Cardiorenal Research Unit, Department of Clinical and Experimental Medicine, University of Parma Medical School, Via Gramsci 14, 43126 Parma, Italy.
Int J Cardiol. 2013 Oct 9;168(4):3334-9. doi: 10.1016/j.ijcard.2013.04.039. Epub 2013 Apr 25.
An accurate prognosis prediction represents a key element in chronic heart failure (CHF) management. Seattle Heart Failure Model (SHFM) prognostic power, a validated risk score for predicting mortality in CHF, is improved by adding B-type natriuretic peptide (BNP). We evaluated in a prospective study the incremental value of several biomarkers, linked to different biological domains, on death risk prediction of BNP-added SHFM.
Troponin I (cTnI), norepinephrine, plasma renin activity, aldosterone, high sensitivity-C reactive protein (hs-CRP), tumor necrosis factor-α (TNF-α), interleukin 6 (IL-6), interleukin 2 soluble receptor, leptin, prealbumin, free malondialdehyde, and 15-F2t-isoprostane were measured in plasma from 142 consecutive ambulatory, non-diabetic stable CHF (mean NYHA-class 2.6) patients (mean age 75±8years). Calibration, discrimination, and risk reclassification of BNP-added SHFM were evaluated after individual biomarker addition.
Individual addition of biomarkers to BNP-added SHFM did not improve death prediction, except for prealbumin (HR 0.49 CI: (0.31-0.76) p=0.002) and cTnI (HR 2.03 CI: (1.20-3.45) p=0.009). In fact, with respect to BNP-added SHFM (Harrell's C-statistic 0.702), prealbumin emerged as a stronger predictor of death showing the highest improvement in model discrimination (+0.021, p=0.033) and only a trend was observed for cTn I (+0.023, p=0.063).
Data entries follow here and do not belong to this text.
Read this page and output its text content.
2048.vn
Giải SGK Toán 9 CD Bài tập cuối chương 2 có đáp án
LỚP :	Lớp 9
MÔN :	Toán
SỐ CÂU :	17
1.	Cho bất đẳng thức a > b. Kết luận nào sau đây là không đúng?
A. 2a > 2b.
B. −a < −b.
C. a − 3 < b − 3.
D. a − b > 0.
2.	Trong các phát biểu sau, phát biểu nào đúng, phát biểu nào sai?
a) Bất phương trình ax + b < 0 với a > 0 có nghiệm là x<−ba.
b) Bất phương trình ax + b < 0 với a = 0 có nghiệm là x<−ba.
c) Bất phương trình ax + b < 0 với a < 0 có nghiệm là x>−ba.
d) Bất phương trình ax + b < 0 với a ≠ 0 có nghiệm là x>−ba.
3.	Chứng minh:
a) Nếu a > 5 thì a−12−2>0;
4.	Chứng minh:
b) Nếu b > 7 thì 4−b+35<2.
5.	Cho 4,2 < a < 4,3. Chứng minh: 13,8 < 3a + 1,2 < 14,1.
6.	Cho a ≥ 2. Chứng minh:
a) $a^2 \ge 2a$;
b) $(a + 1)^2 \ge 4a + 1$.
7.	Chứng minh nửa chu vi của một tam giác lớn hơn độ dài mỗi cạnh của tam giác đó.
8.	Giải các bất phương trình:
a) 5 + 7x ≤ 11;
These biomarkers showed also the best reclassification statistic (Integrated Discrimination Improvement-IDI) at 1-year (IDI: cTnI, p=0.002; prealbumin, p=0.020), 2-years (IDI: cTnI, p=0.018; prealbumin: p=0.006) and 3-years of follow-up (IDI: cTnI p=0.024; prealbumin: p=0.012).
Individual addition of prealbumin allows a more accurate prediction of mortality of BNP enriched SHFM in ambulatory elderly CHF suggesting its potential use in identifying those at high-risk that need nutritional surveillance.
准确的预后预测是慢性心力衰竭(CHF)管理的关键要素。西雅图心力衰竭模型(SHFM)的预后能力是预测心力衰竭患者死亡率的经过验证的风险评分,通过添加 B 型利钠肽(BNP)可以提高其预测能力。我们在一项前瞻性研究中评估了几种生物标志物的增量价值,这些标志物与不同的生物学领域相关联,可用于预测 BNP 加 SHFM 死亡风险。
从 142 例连续的、非糖尿病的稳定 CHF(平均 NYHA 分级 2.6)患者(平均年龄 75±8 岁)的血浆中测量了肌钙蛋白 I(cTnI)、去甲肾上腺素、血浆肾素活性、醛固酮、高敏 C 反应蛋白(hs-CRP)、肿瘤坏死因子-α(TNF-α)、白细胞介素 6(IL-6)、白细胞介素 2 可溶性受体、瘦素、前白蛋白、游离丙二醛和 15-F2t-异前列腺素。在单独添加生物标志物后,评估了 BNP 加 SHFM 的校准、区分和风险再分类。
除了前白蛋白(HR 0.49,CI:(0.31-0.76),p=0.002)和 cTnI(HR 2.03,CI:(1.20-3.45),p=0.009)外,其他生物标志物的单独添加并不能改善死亡预测。实际上,与 BNP 加 SHFM(Harrell 的 C 统计量为 0.702)相比,前白蛋白作为死亡的更强预测因子出现,显示出对模型区分度的最高改善(+0.021,p=0.033),而 cTnI 仅呈趋势(+0.023,p=0.063)。这些生物标志物在 1 年(IDI:cTnI,p=0.002;前白蛋白,p=0.020)、2 年(IDI:cTnI,p=0.018;前白蛋白,p=0.006)和 3 年随访(IDI:cTnI,p=0.024;前白蛋白,p=0.012)时的再分类统计数据(综合鉴别改善-ID)也显示出最佳效果。
在非卧床老年 CHF 患者中,前白蛋白的单独添加可更准确地预测 BNP 富集 SHFM 的死亡率,提示其在识别高危患者并进行营养监测方面具有潜在应用价值。